One of the peculiarities of my reading habits is that, while I’m often reading multiple things in parallel, I keep them sorted out mentally by reading in different formats and different contexts. The most eclectic reading context I currently have is “things I read over breakfast on my Saturday morning bike ride to Walnut Creek.” It has to be a book that will fit in my belt pack, which means either mass market paperback or the equivalent of a trade paperback (including hardback books of similar size). Mass market paperbacks are generally fiction, which means generally read them in ebook. Exceptions include kickstarter fiction anthologies, where I’ve supported at a level to get both ebook and hard copy—which is normally trade size. The non-fiction that falls in the appropriate size category is pretty random. So if I’m not in the mood for an anthology and I go into my library to look for a book of the right size that inspires me for breakfast reading, the results can get very random indeed!
Slavery in the Roman World by Sandra R. Joshel (Cambridge University Press, 2010)
There was a time in my historic-hobby life when I was invested in researching the material culture of imperial Rome far in excess of the amount of time I spent actually participating in Roman-era activities. One of my excuses is that I have at least one historic novel in process set in that era. This falls in the category of “excuse” because I’m not sure that I’ll manage more than one novel with that setting, but honestly I’m simply fascinated by the amount of information we have about everyday life and our ability to mentally inhabit it.
But writing a novel involves different sets of data than doing historic re-creation and involves some very different questions.
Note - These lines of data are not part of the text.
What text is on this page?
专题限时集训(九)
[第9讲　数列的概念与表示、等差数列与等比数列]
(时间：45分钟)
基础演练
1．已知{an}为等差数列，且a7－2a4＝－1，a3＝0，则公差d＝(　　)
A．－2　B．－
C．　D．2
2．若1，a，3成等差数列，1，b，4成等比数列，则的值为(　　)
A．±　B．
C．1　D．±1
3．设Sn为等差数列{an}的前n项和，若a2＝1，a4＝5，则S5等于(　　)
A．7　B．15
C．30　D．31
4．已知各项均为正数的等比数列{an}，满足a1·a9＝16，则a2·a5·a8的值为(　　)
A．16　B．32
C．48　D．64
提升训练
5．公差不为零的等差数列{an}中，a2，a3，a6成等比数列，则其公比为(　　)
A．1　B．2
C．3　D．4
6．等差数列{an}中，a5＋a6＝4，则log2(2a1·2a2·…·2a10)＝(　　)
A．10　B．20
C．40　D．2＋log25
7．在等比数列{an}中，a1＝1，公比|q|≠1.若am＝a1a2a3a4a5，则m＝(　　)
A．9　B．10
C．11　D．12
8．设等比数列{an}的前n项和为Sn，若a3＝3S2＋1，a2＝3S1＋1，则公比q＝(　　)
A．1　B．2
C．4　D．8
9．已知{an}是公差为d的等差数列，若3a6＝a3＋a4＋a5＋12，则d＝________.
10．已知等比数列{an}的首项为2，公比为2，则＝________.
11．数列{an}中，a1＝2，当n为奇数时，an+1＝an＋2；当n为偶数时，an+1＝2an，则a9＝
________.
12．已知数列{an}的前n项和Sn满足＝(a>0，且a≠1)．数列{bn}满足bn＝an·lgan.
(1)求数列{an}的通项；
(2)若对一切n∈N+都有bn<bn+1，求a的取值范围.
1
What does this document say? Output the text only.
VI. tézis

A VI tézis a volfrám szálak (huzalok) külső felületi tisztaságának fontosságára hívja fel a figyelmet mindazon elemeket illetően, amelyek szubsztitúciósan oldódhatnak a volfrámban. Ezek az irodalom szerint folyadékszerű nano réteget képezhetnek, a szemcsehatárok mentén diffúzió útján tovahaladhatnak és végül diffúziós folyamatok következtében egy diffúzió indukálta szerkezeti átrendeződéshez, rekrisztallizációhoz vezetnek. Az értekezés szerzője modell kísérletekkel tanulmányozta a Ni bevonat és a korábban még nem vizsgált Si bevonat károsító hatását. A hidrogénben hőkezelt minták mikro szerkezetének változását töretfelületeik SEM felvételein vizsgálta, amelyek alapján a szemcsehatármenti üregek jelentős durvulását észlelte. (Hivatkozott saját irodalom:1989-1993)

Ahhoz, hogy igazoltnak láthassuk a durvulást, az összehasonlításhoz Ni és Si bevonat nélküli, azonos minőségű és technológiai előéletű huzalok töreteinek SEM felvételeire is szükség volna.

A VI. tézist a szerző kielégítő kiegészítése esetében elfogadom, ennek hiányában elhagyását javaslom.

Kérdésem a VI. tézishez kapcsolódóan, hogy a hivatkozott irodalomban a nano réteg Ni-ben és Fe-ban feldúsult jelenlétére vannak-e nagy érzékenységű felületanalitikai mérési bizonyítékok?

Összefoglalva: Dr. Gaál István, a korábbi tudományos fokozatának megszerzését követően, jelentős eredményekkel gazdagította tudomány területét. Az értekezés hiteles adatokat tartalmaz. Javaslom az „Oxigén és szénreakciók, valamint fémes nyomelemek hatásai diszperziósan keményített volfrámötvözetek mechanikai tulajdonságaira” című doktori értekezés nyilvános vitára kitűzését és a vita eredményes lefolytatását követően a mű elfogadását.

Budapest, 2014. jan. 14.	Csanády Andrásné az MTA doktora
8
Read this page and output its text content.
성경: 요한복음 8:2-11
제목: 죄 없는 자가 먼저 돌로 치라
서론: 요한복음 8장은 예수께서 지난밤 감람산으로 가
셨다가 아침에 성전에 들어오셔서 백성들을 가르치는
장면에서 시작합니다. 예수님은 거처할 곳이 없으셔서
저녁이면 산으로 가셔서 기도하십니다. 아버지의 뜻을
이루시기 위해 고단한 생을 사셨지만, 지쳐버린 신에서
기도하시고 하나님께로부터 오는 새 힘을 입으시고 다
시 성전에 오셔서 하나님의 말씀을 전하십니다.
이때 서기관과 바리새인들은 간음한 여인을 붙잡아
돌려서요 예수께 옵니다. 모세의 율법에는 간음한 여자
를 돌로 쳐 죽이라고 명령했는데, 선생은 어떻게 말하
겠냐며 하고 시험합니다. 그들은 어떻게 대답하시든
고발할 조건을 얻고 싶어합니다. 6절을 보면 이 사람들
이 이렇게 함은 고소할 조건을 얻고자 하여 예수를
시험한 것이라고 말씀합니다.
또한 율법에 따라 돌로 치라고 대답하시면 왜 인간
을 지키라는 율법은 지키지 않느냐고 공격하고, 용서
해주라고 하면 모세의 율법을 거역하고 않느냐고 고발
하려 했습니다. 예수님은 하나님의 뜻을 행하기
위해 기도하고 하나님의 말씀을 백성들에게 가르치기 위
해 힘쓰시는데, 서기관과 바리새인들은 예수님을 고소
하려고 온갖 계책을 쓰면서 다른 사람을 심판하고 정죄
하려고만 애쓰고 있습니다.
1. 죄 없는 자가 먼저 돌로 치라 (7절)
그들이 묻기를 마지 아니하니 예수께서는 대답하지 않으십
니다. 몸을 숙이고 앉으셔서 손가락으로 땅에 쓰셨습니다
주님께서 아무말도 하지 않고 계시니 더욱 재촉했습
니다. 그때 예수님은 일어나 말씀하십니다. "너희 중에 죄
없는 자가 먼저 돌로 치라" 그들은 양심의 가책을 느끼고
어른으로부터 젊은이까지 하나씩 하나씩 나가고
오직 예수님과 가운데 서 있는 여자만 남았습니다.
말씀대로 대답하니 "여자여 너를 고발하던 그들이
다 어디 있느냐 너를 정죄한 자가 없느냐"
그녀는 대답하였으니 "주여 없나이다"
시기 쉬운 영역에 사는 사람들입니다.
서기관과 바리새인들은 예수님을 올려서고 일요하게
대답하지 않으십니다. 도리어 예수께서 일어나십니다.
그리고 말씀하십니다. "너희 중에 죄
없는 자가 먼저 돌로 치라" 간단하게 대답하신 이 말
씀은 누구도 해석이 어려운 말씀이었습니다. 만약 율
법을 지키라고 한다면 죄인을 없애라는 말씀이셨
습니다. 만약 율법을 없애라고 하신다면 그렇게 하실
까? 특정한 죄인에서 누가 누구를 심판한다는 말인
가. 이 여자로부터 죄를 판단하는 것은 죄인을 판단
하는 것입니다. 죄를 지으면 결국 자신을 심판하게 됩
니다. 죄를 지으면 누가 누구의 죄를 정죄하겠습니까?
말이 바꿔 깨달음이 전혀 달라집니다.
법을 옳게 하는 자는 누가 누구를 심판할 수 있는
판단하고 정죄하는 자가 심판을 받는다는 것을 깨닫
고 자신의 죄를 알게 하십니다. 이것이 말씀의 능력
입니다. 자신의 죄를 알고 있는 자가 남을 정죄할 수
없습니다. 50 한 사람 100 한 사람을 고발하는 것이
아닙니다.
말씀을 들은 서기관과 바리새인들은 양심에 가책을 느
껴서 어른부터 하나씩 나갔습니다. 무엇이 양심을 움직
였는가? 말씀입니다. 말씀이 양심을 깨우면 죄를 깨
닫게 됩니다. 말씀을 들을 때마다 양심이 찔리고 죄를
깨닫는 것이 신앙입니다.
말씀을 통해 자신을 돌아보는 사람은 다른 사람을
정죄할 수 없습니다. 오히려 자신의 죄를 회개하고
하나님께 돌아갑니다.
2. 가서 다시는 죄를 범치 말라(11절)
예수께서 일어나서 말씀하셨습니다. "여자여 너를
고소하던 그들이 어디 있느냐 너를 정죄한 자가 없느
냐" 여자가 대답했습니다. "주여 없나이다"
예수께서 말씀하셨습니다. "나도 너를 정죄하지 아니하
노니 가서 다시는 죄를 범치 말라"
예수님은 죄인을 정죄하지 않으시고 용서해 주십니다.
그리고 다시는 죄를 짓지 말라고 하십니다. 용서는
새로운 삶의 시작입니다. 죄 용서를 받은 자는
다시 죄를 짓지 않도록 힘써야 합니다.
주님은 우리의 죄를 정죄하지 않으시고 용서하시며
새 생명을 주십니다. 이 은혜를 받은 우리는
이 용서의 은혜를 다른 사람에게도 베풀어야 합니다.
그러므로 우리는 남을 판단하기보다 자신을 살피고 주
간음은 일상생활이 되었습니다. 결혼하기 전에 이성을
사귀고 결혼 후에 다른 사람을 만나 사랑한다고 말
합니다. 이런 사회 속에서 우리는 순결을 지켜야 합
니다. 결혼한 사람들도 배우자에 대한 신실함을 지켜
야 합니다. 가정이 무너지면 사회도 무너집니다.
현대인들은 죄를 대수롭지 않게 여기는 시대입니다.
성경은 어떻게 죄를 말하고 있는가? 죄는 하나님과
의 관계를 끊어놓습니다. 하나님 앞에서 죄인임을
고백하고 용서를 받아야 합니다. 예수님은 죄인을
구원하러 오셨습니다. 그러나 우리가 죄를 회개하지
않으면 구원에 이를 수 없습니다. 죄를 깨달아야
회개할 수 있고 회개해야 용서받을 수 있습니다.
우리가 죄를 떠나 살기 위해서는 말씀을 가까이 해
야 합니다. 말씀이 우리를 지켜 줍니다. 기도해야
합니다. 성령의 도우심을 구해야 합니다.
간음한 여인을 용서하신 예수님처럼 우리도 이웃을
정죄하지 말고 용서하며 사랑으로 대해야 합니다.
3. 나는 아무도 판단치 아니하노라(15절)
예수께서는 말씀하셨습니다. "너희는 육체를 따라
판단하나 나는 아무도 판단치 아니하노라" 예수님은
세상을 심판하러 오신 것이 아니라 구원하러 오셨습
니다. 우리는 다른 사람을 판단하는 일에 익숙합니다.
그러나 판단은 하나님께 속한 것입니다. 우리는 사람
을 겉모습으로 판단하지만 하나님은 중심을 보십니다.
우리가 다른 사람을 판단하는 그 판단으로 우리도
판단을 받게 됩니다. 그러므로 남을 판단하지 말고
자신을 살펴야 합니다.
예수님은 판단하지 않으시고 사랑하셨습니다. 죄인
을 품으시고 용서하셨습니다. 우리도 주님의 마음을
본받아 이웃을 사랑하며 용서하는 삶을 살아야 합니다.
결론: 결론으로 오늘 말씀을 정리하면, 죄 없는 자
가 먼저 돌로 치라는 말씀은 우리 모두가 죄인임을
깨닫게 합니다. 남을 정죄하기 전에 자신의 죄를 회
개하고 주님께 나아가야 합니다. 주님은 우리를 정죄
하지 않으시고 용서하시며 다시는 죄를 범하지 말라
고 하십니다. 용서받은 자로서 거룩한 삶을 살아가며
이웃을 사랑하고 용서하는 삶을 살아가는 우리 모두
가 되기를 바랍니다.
I think one of the hardest topics to tackle when writing relatively fluffy historical fiction set during the Roman empire is how to handle slavery. One can take an unhistorical approach and ignore it. One can take a brutally historic approach and have your characters treat it unquestioningly as normal and natural. One can have the characters hold ahistorically enlightened opinions on the topic. Especially in the context of romance fiction, one can fetishize the relationship between the enslaved and the enslavers and redeem the latter via True Love. (Which: ugh. I have a hard time being neutral when including stories of this type in the LHMP new books listings.) Or one can try to thread the needle and find a balance that both respects and accurately represents the experiences of enslaved people in Roman society, alongside the experiences of more privileged characters.
In any event, I picked up this book (based on a recommendation on Twitter) to try to help educate myself with respect to the last option. It’s a fairly quick read (and very readable for the non-specialist, I think), trying for a balance between using primary source materials while recognizing how badly skewed those sources are with respect to whose voices are represented and how honest they are able to be in their expression. It addresses the sheer scale of the role slavery played in the Roman economic and social structure, while recognizing the wide range of experiences of enslaved people, depending on factors such as geography, the rural/urban divide, gender, occupation, and the random chance of the personality of enslavers. Another focus is on the everyday precariousness of life for the enslaved, even within the most privileged contexts. But also the opportunities, the ways people worked around and within the system, and the extremely variable opportunities for advancement or manumission.
The author puts a lot of focus on the humanity of the people involved in Roman slavery and both the parallels and differences between the Roman experience and systems of slavery in other eras and societies. Definitely fulfils the purpose for which I acquired the book.